Guest opinion: Afghan refugees in urgent need
Tis the season of giving. It’s a time of sharing, caring and charitable giving. This year, I helped refugee families through the Gift of the Drummer Program at Catholic Community Services (CCS). I wanted to do what I could to help them build a new life in Utah. Buying a few gifts and household essentials is nice, but what would have a greater impact is a change in policy that would help our Afghan friends have the security they need to rebuild their lives.
I have worked for years with refugees in Utah. I felt drawn to the work after living with my husband and five children in Brazil for a couple of years. Although the circumstances were vastly different, there are still emotional similarities when moving to a new country. As a mother of five, I felt a very pressing need to feed and care for my family amid the fear of not knowing the language and culture. Amidst the challenging time of transitioning to a new life, we were able to build a support system from other expat families, families at school and church. Those who showed love and kindness to us in navigating a new culture and language meant the world to us.
On returning to Utah, I wanted to pay it forward and be that welcoming kind of person to others. I volunteered with CCS and helped a family of six originally from the Congo settle here. We helped to set up their first apartment and collected items from our neighbors. Sharing our beloved soccer shoes with a new family warmed my heart. I helped the parents navigate the bus so they could get to English classes and work. I later helped them navigate better paying jobs. I helped be the family liaison with the children’s school in helping them get uniforms and feeling settled. After several months, I worked to find improved housing that they could afford. It was a real challenge, but a joy to overload my small trailer and finally get them moved in. We all donned Santa Hats and as an extended family delivered Christmas including a tree so they could enjoy the beautiful holiday season in their new home. I worked with so many details of their life for over a year and it was a joy.
I further worked on helping refugees with the International Rescue Committee in legislation for H.B. 230 Refugee and Immigrant Student Policies Amendments and H.B. 302 Educational Language Services Amendments. I was thrilled that both passed and students would have improved enrollment in school and parents could communicate with a language they best understood. During one of the committee hearings, a senior in high school shared his story. He was put in the wrong grade because he did not have his birth certificate. He spoke of how his father buried their documents before he was killed. The student continued speaking with hope and gratitude in his voice as he shared that he was going to college. It was a rare time at the legislature that I witnessed the room burst into applause when he was done. His story should not be the only success story when it comes to refugees rebuilding their lives.
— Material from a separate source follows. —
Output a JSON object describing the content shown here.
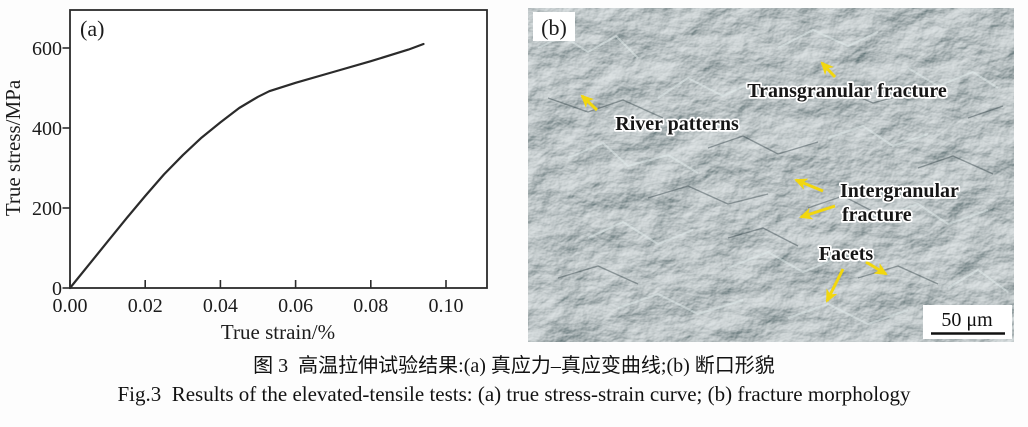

It is important to me that we care for humanitarian parolees from Afghanistan and continue to support them with federal legislation as they strive to build new, independent lives across the United States. The Afghan Adjustment Act (AAA) helps these families have the same legal status as refugees from other countries as they go through the same screening process. Currently, these families are only allowed to be in the U.S. for two years, which only gives most just a few months before their legal status expires. Without the AAA, they must go through the application process for asylum, which had a backlog of over 400,000 applicants.
Please write or call your member of congress and ask them to support the Afghan Adjustment Act (H.R. 8685/S.4787) in order to provide more permanent legal status than the humanitarian parole the current administration has provided. You can find resources to do so at https://www.congressweb.com/MWEG/4/. This holiday season, we can help them feel the peace of their new home.
Kristina Pexton is a resident of Centerville and a member of Mormon Women for Ethical Government.